Some 15 million people are receiving antiretroviral treatment for HIV/AIDS, a staggering increase from less than 700,000 in 2000. At that time, patients had to take an average of eight pills per day, costing $10,000 a year. Today, medicines can be bought for $100 a year. These medicines keep the virus from growing and multiplying helping people to live longer and reducing the chances that they will transmit HIV to others.

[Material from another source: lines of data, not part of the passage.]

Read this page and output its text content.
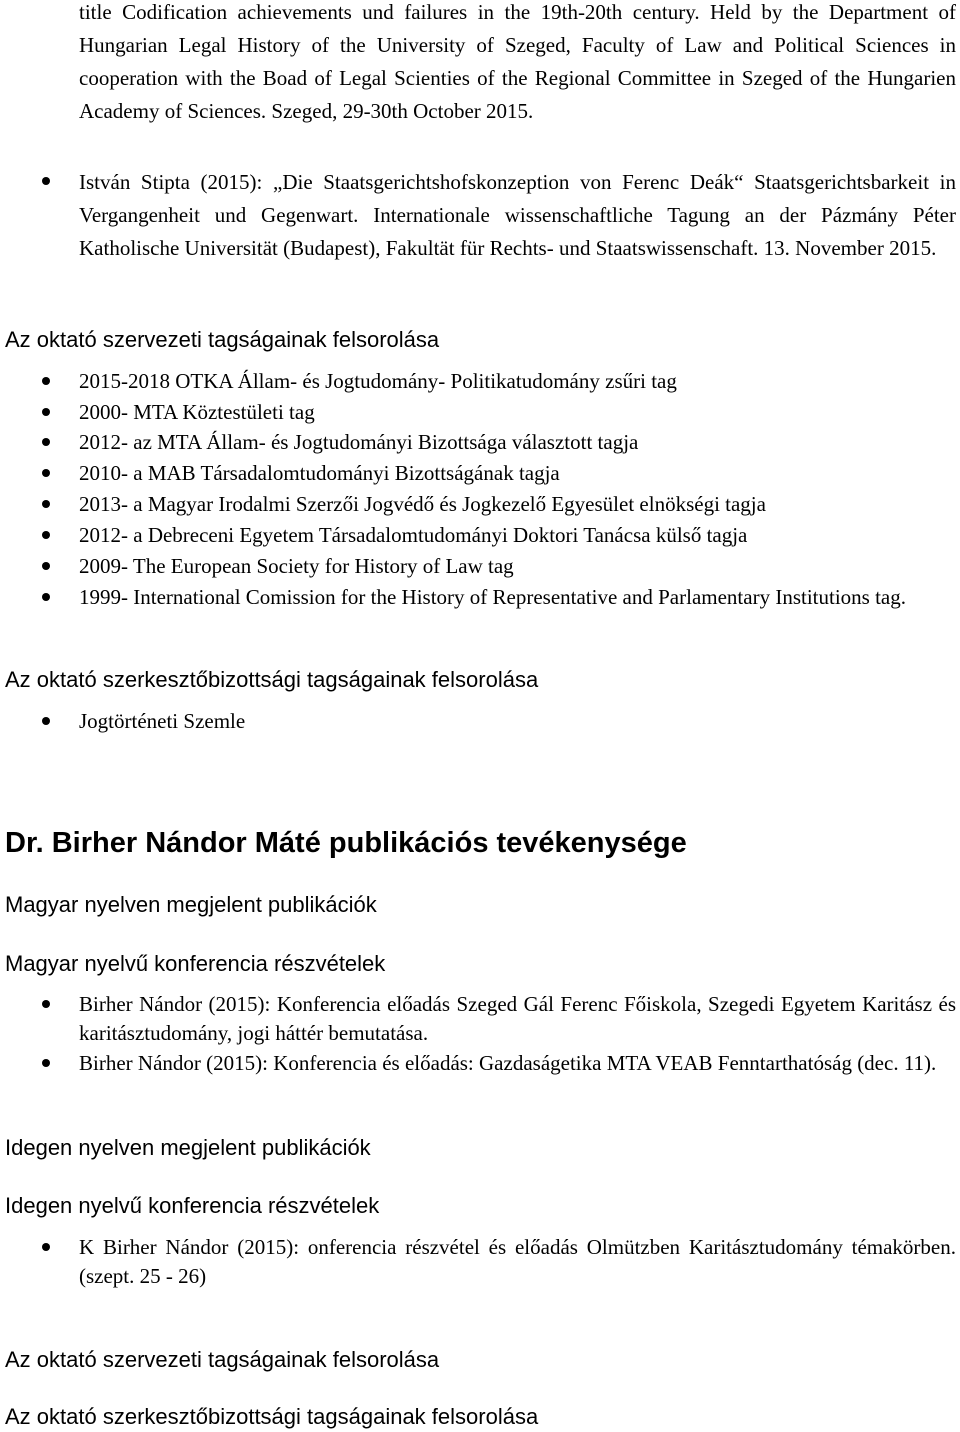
title Codification achievements und failures in the 19th-20th century. Held by the Department of Hungarian Legal History of the University of Szeged, Faculty of Law and Political Sciences in cooperation with the Boad of Legal Scienties of the Regional Committee in Szeged of the Hungarien Academy of Sciences. Szeged, 29-30th October 2015.

István Stipta (2015): „Die Staatsgerichtshofskonzeption von Ferenc Deák“ Staatsgerichtsbarkeit in Vergangenheit und Gegenwart. Internationale wissenschaftliche Tagung an der Pázmány Péter Katholische Universität (Budapest), Fakultät für Rechts- und Staatswissenschaft. 13. November 2015.

Az oktató szervezeti tagságainak felsorolása

2015-2018 OTKA Állam- és Jogtudomány- Politikatudomány zsűri tag

2000- MTA Köztestületi tag

2012- az MTA Állam- és Jogtudományi Bizottsága választott tagja

2010- a MAB Társadalomtudományi Bizottságának tagja

2013- a Magyar Irodalmi Szerzői Jogvédő és Jogkezelő Egyesület elnökségi tagja

2012- a Debreceni Egyetem Társadalomtudományi Doktori Tanácsa külső tagja

2009- The European Society for History of Law tag

1999- International Comission for the History of Representative and Parlamentary Institutions tag.

Az oktató szerkesztőbizottsági tagságainak felsorolása

Jogtörténeti Szemle

Dr. Birher Nándor Máté publikációs tevékenysége
Magyar nyelven megjelent publikációk
Magyar nyelvű konferencia részvételek

Birher Nándor (2015): Konferencia előadás Szeged Gál Ferenc Főiskola, Szegedi Egyetem Karitász és karitásztudomány, jogi háttér bemutatása.

Birher Nándor (2015): Konferencia és előadás: Gazdaságetika MTA VEAB Fenntarthatóság (dec. 11).

Idegen nyelven megjelent publikációk
Idegen nyelvű konferencia részvételek

K Birher Nándor (2015): onferencia részvétel és előadás Olmützben Karitásztudomány témakörben. (szept. 25 - 26)

Az oktató szervezeti tagságainak felsorolása
Az oktató szerkesztőbizottsági tagságainak felsorolása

Legislation allowing developing countries to override patent rights was critical, allowing them to manufacture copies of the drugs and cut prices.
AIDS-related deaths have dropped more than 40 percent since 2004 to 1.2 million a year, the report said, adding new HIV infections have fallen by 35 percent since 2001 to 2 million a year in 2014. One of the biggest successes has been reducing new infections among children by 58 percent between 2000 and 2014, the agency said. This has been achieved by ensuring women with HIV receive medicine to prevent them from passing on the infection when they give birth. Last month, Cuba became the first country in the world to eliminate mother-to-child transmission of HIV.
So here we have the UN acknowledging that millions of people died needlessly in the past because of the pharmaceutical industry’s desire to protect their profits. Similar problems still exist today. The poor are not able to access expensive anti-cancer medications is one example.